We made administrative estimates based on the literature describing other technology-based programs [29], but VR could operate differently than telemedicine. One instance that could alter our results is in the case of patients who travel large distances. In these situations, a CLP appointment may be booked back-to-back with the medical image. A back-up sedated imaging slot is then booked the next day to account for whether the patient fails the CLP assessment or the non-sedated medical image attempt. The literature suggests that for maximum benefit, children should receive practice at least 5 days in advance of their procedure. If children are not given preparation until the day of their medical image when they live longer distances from the hospital, they may be unfairly disadvantaged in their preparation for medical imaging. Our modeling does not account for when patients bundle their travel appointments, nor does it account for losses due to vacancies when sedated appointments cannot be re-filled after a successful non-sedated image.
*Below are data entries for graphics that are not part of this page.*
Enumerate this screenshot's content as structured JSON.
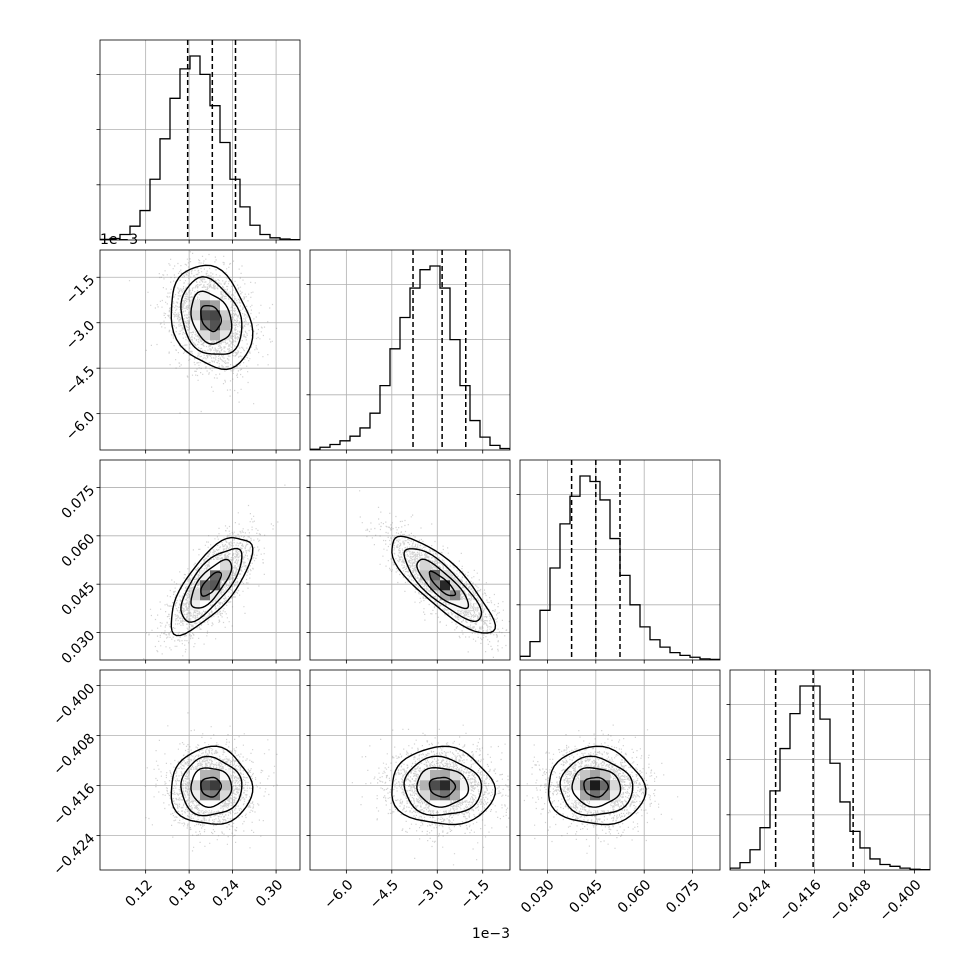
{
  "chart_data": {
    "type": "corner",
    "n_params": 4,
    "labels": [
      "",
      "",
      "",
      ""
    ],
    "offset_texts": {
      "y_axis_row1": "1e−3",
      "x_axis_col1": "1e−3"
    },
    "grid": true,
    "colors": {
      "line": "#000000",
      "grid": "#b0b0b0",
      "points": "#7f7f7f"
    },
    "axis_ranges": [
      [
        0.057,
        0.333
      ],
      [
        -7.2,
        -0.6
      ],
      [
        0.0215,
        0.0835
      ],
      [
        -0.4295,
        -0.3975
      ]
    ],
    "ticks": [
      {
        "values": [
          0.12,
          0.18,
          0.24,
          0.3
        ],
        "labels": [
          "0.12",
          "0.18",
          "0.24",
          "0.30"
        ]
      },
      {
        "values": [
          -6.0,
          -4.5,
          -3.0,
          -1.5
        ],
        "labels": [
          "−6.0",
          "−4.5",
          "−3.0",
          "−1.5"
        ]
      },
      {
        "values": [
          0.03,
          0.045,
          0.06,
          0.075
        ],
        "labels": [
          "0.030",
          "0.045",
          "0.060",
          "0.075"
        ]
      },
      {
        "values": [
          -0.424,
          -0.416,
          -0.408,
          -0.4
        ],
        "labels": [
          "−0.424",
          "−0.416",
          "−0.408",
          "−0.400"
        ]
      }
    ],
    "quantiles": [
      [
        0.178,
        0.212,
        0.244
      ],
      [
        -3.8,
        -2.84,
        -2.06
      ],
      [
        0.0375,
        0.045,
        0.0525
      ],
      [
        -0.4222,
        -0.4162,
        -0.4098
      ]
    ],
    "marginals": [
      {
        "edges_start": 0.057,
        "bin_width": 0.0138,
        "heights": [
          0.003,
          0.008,
          0.03,
          0.075,
          0.16,
          0.33,
          0.55,
          0.77,
          0.93,
          1.0,
          0.9,
          0.73,
          0.53,
          0.33,
          0.18,
          0.08,
          0.03,
          0.012,
          0.005,
          0.002
        ]
      },
      {
        "edges_start": -7.2,
        "bin_width": 0.33,
        "heights": [
          0.004,
          0.015,
          0.03,
          0.05,
          0.075,
          0.12,
          0.2,
          0.35,
          0.55,
          0.72,
          0.88,
          0.98,
          1.0,
          0.88,
          0.6,
          0.35,
          0.16,
          0.07,
          0.025,
          0.008
        ]
      },
      {
        "edges_start": 0.0215,
        "bin_width": 0.0031,
        "heights": [
          0.02,
          0.1,
          0.27,
          0.5,
          0.74,
          0.89,
          1.0,
          0.97,
          0.87,
          0.66,
          0.46,
          0.3,
          0.18,
          0.11,
          0.07,
          0.04,
          0.025,
          0.015,
          0.006,
          0.003
        ]
      },
      {
        "edges_start": -0.4295,
        "bin_width": 0.0016,
        "heights": [
          0.01,
          0.04,
          0.11,
          0.23,
          0.43,
          0.66,
          0.85,
          1.0,
          1.0,
          0.82,
          0.58,
          0.37,
          0.21,
          0.12,
          0.06,
          0.03,
          0.02,
          0.01,
          0.004,
          0.002
        ]
      }
    ],
    "joints": [
      {
        "row": 1,
        "col": 0,
        "mean": [
          0.21,
          -2.84
        ],
        "sd": [
          0.028,
          0.85
        ],
        "rho": -0.25
      },
      {
        "row": 2,
        "col": 0,
        "mean": [
          0.21,
          0.045
        ],
        "sd": [
          0.028,
          0.0075
        ],
        "rho": 0.72
      },
      {
        "row": 2,
        "col": 1,
        "mean": [
          -2.84,
          0.045
        ],
        "sd": [
          0.85,
          0.0075
        ],
        "rho": -0.82
      },
      {
        "row": 3,
        "col": 0,
        "mean": [
          0.21,
          -0.4162
        ],
        "sd": [
          0.028,
          0.0031
        ],
        "rho": 0.0
      },
      {
        "row": 3,
        "col": 1,
        "mean": [
          -2.84,
          -0.4162
        ],
        "sd": [
          0.85,
          0.0031
        ],
        "rho": -0.05
      },
      {
        "row": 3,
        "col": 2,
        "mean": [
          0.045,
          -0.4162
        ],
        "sd": [
          0.0075,
          0.0031
        ],
        "rho": -0.05
      }
    ],
    "contour_levels_sigma": [
      0.5,
      1.0,
      1.5,
      2.0
    ]
  }
}
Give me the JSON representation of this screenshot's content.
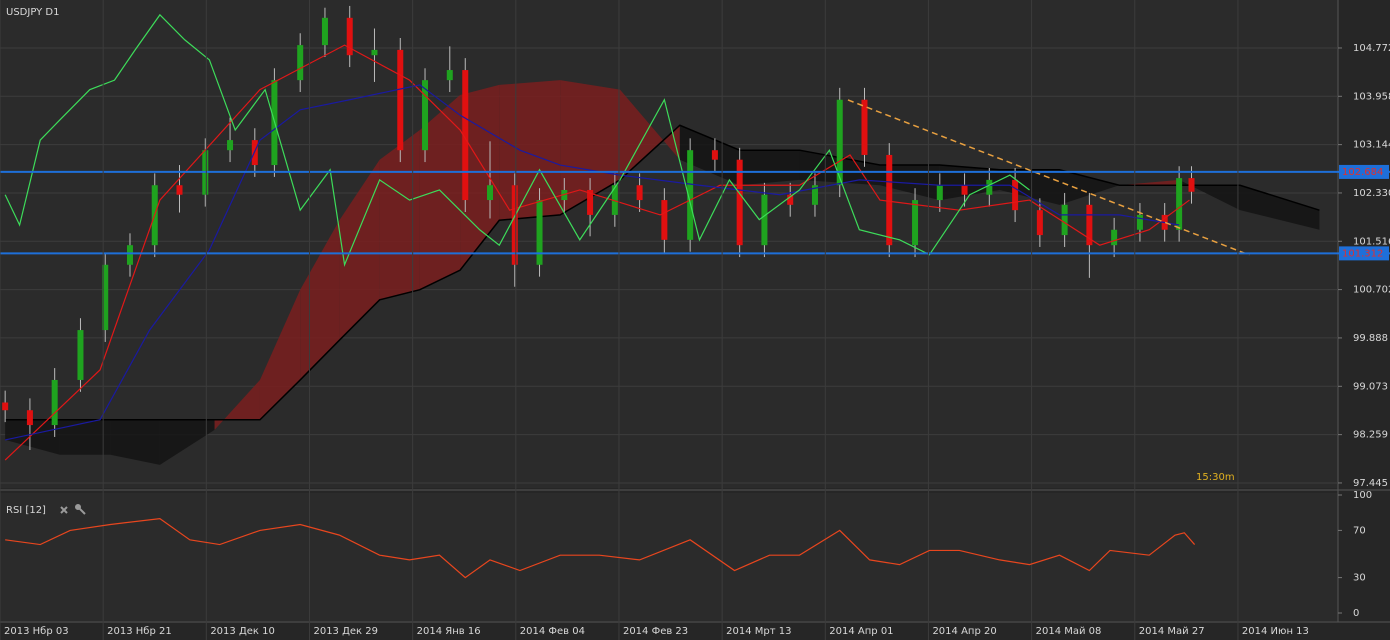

Costs will likely vary substantially by program components, application area, equipment used, and services provided. We could not find modeling associated with VR program implementation in any healthcare field. In an attempt to test potential hypotheses, we looked into the telemedicine literature, but there are limited studies in telemedicine that contain quantitative cost data. Furthermore, even when they include the data in their report, the investigators do not provide a breakdown cost category, which limits our ability to extrapolate findings for hypothetical scenarios [29]. We also estimated patient costs and societal costs based on the average income in British Columbia, which has a wide range within British Columbia.

5 Conclusion

The costs of administering the CLP were more than VR-MRI due to the associated travel costs and time away from usual activities. The use of VR cannot completely replace the need for child life specialist preparation; however, it may be appropriate and beneficial to provide VR-based programming for patients who need to travel long distances to a medical imaging facility or to increase the frequency, opportunity, and capacity for preprocedural preparation. VR-MRI could reduce the overall cost of providing preparation for non-sedated MRI to patients, which in turn may have positive impacts on the patient and hospital, including increasing the efficiency of medical imaging, increasing patient safety through reduced sedation rates, and reduced length of hospital stay and overall costs to the system. VR-MRI may also have other benefits for the patient and society as it reduces the time away from usual activities for both the patient and their caregiver. However, more information is needed on the effectiveness in practice and the implementation process to ensure effective adoption in real-world clinical settings, at scale.